By Jeremy Sainsbury OBE, Director at Natural Power As it's Scotland's Climate Week (25th Sept - 1st October 2023), it's a critical time to take stock and critically review where we are as an industry in the global context of our battle against climate change.
Whether you are a believer in global warming or not, climatic changes are happening quicker than scientific models anticipated, fact. We're seeing the stark evidence in more frequent extreme weather events - from changes in the oceans' currents, which regulate the global climate, to the increasingly bizarre occurrences of wildfires and rain bombs.
Sadly, the UK is losing its momentum in developing the technologies needed to slow the change. We have led the world in offshore wind and the auction systems for delivering cheap renewable generation at scale; however, this lead is quickly being eroded and the damage will soon be seen. Quick action is needed to reinstate our progress before irreversible damage is done to our long-term reputation and attractiveness to investors.
If we fail to meet the big targets, we won't gain the confidence required to secure institutional investment from the global marketplace that enables us to develop the infrastructure needed to accelerate the pace of deployment.
Government cycles and inconsistent messaging, despite strong core policy statements, creates instability. A stop start delivery for the renewable transition means our supply chains will not be able to deliver efficiently, and we'll lose many of the job opportunities that stable, consistent growth brings. Feast and famine markets also deliver poor value for consumers.
We currently don't have the right mechanisms in place to deliver the renewable energy grid infrastructure for the energy transition. The proposed Future System Operator must be supported to deliver a long-term vision and plan that can achieve cross-party political backing. The network we install in the next 15 years will determine the economic security and competitiveness of the UK throughout the next 50 years.
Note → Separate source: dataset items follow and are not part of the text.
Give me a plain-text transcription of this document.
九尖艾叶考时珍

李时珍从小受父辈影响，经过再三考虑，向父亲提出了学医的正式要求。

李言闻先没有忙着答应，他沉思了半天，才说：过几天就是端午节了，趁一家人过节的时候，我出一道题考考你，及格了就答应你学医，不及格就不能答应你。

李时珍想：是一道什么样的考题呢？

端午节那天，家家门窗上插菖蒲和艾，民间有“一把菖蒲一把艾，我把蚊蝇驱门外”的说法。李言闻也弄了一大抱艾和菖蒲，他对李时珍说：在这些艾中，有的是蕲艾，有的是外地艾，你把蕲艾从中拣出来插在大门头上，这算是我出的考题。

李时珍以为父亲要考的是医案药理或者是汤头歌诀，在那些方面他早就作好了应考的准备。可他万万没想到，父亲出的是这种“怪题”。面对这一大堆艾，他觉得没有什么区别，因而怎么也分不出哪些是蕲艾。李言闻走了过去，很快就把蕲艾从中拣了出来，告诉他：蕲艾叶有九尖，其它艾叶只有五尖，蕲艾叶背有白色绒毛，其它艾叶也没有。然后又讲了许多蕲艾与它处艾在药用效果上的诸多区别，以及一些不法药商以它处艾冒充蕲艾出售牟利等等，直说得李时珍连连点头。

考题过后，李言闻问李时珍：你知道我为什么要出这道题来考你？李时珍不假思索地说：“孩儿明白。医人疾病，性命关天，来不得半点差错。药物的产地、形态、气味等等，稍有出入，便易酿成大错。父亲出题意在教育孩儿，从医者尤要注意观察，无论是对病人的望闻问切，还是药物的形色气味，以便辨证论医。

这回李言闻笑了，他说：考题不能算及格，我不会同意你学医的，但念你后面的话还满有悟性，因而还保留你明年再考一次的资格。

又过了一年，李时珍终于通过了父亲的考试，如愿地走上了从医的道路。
Under development will not serve the consumer, industry or the UK in an increasingly competitive world.
Furthermore, there is still pressure to continue using oil and gas in the UK with numerous new licenses for gas awarded in the last year.
Our government has committed to decarbonise the electricity system by 2035, and reform is essential to deliver the pace and scale of change needed to meet this target. There needs to be a greater incentive to decarbonise, while keeping consumer prices affordable, and maintaining a secure and reliable system.
I am fully supportive of a complete reorganisation of the wholesale energy market, which is still driven by gas, and means we're prisoners to the high gas prices set by international markets.
Proposed reforms being considered by government include modifying support mechanisms for decarbonisation and security of supply, implementing location-dependent wholesale prices, and options to pass on the low costs of renewables to consumers by separating the market. We'll hear more on this from the government consultation this autumn.
Investor confidence is also crucial, as is minimising disruption to the deployment of new generation and network infrastructure improvements. The reforms must balance the reshaping of the market with the delivery needed to stay on course.
Securing capital at low interest rates is key for affordable electricity for consumers in the long term. War and uncertainty are causing capital prices and interest rates to increase, which will mean higher prices for consumers in the short term. To deliver the best outcome we need stable policy together with clear and agile delivery mechanisms. The trilemma of price, security and sustainability is best achieved by balanced, stable, predictable and co-ordinated growth.